Respectfully, iconic Golden Age actor John Wayne isn’t terribly funny. To be fair, he’s not not funny, but no one remembers the Duke for his comedic roles. Definitive Western cowboy hero? Sure, Wayne’s your guy. Western cowboy funny guy? Take your pick from Blazing Saddles. The man knew his limits, and largely stood within it. Its. Limits within its (always go for the rhyme, kids). But he did venture out of the Western genre from time to time, and even did the occasional comedy, with 1963’s McLintock! being one of his most notable. And one of his funniest is the underrated 1960 Western comedy North to Alaska, a romantic comedy in the spirit of Pretty Woman.
John Wayne Goes Looking for Love, for Someone Else, in ‘North to Alaska’
The film opens in 1900 Nome, Alaska, where brothers George (Stewart Granger) and Billy Pratt (Fabian) and Sam McCord (John Wayne) have literally struck gold, becoming rich overnight. With the money, Sam makes plans to go to Seattle and buy some mining equipment to bring back. Oddly enough, Seattle also happens to be where Jenny Lamont (Lilyan Chauvin), George’s fiancée (who he’s been corresponding with for three years but has never actually met), lives, so George asks Sam to bring her back with him. Sam agrees reluctantly, believing marriage to be foolishness, and sets off. Once in Seattle, he locates Jenny, but there’s a problem: Jenny’s already married to another man. So Sam does what any guy would do when faced with such an obstacle, and brings back prostitute Michelle “Angel” Bonnet (Capucine) as a substitute, showering her with the gifts George gave him to give to Jenny.
Unfortunately, Angel misunderstands Sam’s intentions, believing that she would be with Sam, not George. Sam offers her a return to Seattle, but Angel opts to stay in Nome until the next boat arrives, and goes to the local hotel. It turns out the hotel isn’t a great option, as she has history with Frankie Canon (Ernie Kovacs), the charlatan who now owns the hotel after winning it in a card game. She stages a fake fight as cover to get out of the hotel, and goes with Sam to where he and the Pratts live. Only Sam and George are called on to drive off claim jumpers at a neighbor’s, after which Sam tells George the whole story. Meanwhile, back at the homestead, 17-year-old Billy becomes smitten with Angel, and clumsily tries to impress her. When Sam and George arrive back, the comedy of errors begins when George realizes Sam and Angel love one another, and he comically attempts to get them to admit it.
Will they profess their feelings before it’s too late? Will Frankie be successful in swindling the claim out from under the Pratts and Sam? SPOILER: In the great tradition of romantic comedies, it all works out in the end.

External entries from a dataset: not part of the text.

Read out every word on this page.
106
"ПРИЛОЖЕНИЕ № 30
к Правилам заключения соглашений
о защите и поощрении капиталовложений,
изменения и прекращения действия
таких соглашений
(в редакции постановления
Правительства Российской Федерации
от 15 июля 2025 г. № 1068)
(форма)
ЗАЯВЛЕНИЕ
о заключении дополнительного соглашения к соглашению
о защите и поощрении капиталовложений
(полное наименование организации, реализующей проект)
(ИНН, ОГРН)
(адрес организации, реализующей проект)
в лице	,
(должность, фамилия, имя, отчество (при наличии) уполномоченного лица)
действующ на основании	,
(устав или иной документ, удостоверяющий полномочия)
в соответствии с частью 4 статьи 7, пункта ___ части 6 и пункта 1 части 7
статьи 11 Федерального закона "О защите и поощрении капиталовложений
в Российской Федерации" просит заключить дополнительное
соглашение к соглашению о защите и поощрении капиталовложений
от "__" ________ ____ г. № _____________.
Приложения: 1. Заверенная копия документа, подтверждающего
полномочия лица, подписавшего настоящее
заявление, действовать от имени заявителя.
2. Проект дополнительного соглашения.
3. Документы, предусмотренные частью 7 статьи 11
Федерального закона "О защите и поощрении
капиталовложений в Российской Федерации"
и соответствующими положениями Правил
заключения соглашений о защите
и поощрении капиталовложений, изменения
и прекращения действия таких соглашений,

‘North to Alaska’ Finds Its Comedy in Its Supporting Cast
Why North to Alaska works as well as it does as a comedy begins with Wayne’s willingness to have fun with his own public persona. In the film, Wayne is your typical Wayne, the no-nonsense, rugged hero, only an exaggeration: he’s not just in a bar fight, he’s in one where hats comically pop up and down with each punch, while the player-piano switches tunes every time it’s hit; he’s not just masculine, he’s masculine to the degree where he equates marriage to slavery; and he smiles, even laughs, a rarity in his far more serious roles. That self-deprecating humor and willingness allows the talented, and very funny, supporting cast to bounce the more comedic elements off of, and around, Wayne.
Kovacs was a groundbreaking comic genius, whose work influenced everything from Monty Python’s Flying Circus to Sesame Street, and his Frankie Canon is an unthreatening caricature of your melodrama villain, replete with the thin mustache. Granger milks the role of matchmaker for laughs almost effortlessly, and Fabian, just entering his teen heartthrob days, is serviceable as a love-struck teen in what was only his third film. But the real talent is Capucine. She has a deft comic touch, one seen more famously in 1963’s The Pink Panther, playing Simone Clouseau, the devious wife of Peter Sellers’ immortal Inspector Jacques Clouseau. Yet she also displays a real understanding of her character, giving Bonet tactile depth as she looks to put her life of prostitution as “Angle” behind her, returning to a normal life as “Michelle.” Is North to Alaska a groundbreaking comedy? No, but its Western-themed “Looney Tunes meets My Best Friend’s Wedding” vibe makes for a fun two hours.